+ 2
Break and continue
Why this code counts 3 and then prints "continue" Shouldn't the output be like this? 1 2 Skipping 4 5 Python for begginers(26.1lesson) https://code.sololearn.com/cPhq9Gd845R3/?ref=app
7 Réponses
+ 4
Mohammad Hasan
Do this
i = 0
while i < 5:
i += 1
if i == 3:
print("Skipping 3")
continue
print(i)
https://code.sololearn.com/cYxjZn39Wx2O/?ref=app
+ 4
You are first printing the value of i
1st iteration
Program print 1 than update the value . Value of i(2) is not equals to 3 so again checks the while condition and prints 2 then update the value now value of i is 3 if condition becomes true and skipping 3 is printed then continue(which has no use here)
Then the while condition is checked 3<=5 which is true so 3 get printed .
If you want the desired output -
i = 0
while i<=4:
i = i+1
if i == 3:
print("Skipping 3")
continue
print(i)
+ 2
This is because when i is equal to 3, "skipping 3" is printed and 3 is also printed. You haven't coded something that will not display 3 when i=3. I mean code something inside the if statement that will not display 3 and instead of that "skipping 3" will be printed.
I didn't know much about python, that why I am unable to help!
+ 1
A͢J - S͟o͟l͟o͟H͟e͟l͟p͟e͟r͟
Thanks but what's the difference?
Yours worked but sololearn's didn't:/
+ 1
Mohammad Hasan
That's not a problem of Sololearn compiler, that's problem in your code.

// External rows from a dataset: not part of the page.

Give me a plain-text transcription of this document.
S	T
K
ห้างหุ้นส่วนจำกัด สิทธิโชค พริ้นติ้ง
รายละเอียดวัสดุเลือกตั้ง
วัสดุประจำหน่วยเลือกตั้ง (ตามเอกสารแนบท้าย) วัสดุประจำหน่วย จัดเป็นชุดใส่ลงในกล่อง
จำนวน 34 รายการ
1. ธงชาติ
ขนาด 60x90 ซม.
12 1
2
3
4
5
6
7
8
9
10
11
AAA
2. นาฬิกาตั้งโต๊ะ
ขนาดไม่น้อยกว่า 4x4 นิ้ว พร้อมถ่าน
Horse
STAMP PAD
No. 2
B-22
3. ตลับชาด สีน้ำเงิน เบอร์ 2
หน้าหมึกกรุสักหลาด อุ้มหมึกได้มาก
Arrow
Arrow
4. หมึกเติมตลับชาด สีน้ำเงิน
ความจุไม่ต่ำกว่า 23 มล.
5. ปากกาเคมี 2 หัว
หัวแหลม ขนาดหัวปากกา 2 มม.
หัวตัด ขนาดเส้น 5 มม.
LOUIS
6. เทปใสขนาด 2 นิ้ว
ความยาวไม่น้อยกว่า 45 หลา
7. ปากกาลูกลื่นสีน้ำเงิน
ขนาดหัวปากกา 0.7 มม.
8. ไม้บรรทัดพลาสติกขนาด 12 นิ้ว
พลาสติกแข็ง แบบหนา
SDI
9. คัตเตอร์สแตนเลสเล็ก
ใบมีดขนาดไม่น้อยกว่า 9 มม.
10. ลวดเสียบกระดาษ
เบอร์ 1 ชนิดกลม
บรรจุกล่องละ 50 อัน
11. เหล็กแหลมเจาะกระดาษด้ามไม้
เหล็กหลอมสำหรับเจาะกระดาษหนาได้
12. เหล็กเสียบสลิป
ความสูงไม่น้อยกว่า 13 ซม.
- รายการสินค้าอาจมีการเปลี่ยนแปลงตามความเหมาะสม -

You are 1st printing value then incrementing so after print 2 i will be 3 and now according to condition printing "Skipping 3" but i still hold 3 so 3 will be print then increment by 1
+ 1
Mohammad Hasan
I have already shared code in my first reply, you can check that.
0
A͢J - S͟o͟l͟o͟H͟e͟l͟p͟e͟r͟
No I didn't wrote this code it's in lessons
What do I need to do to fix that problem?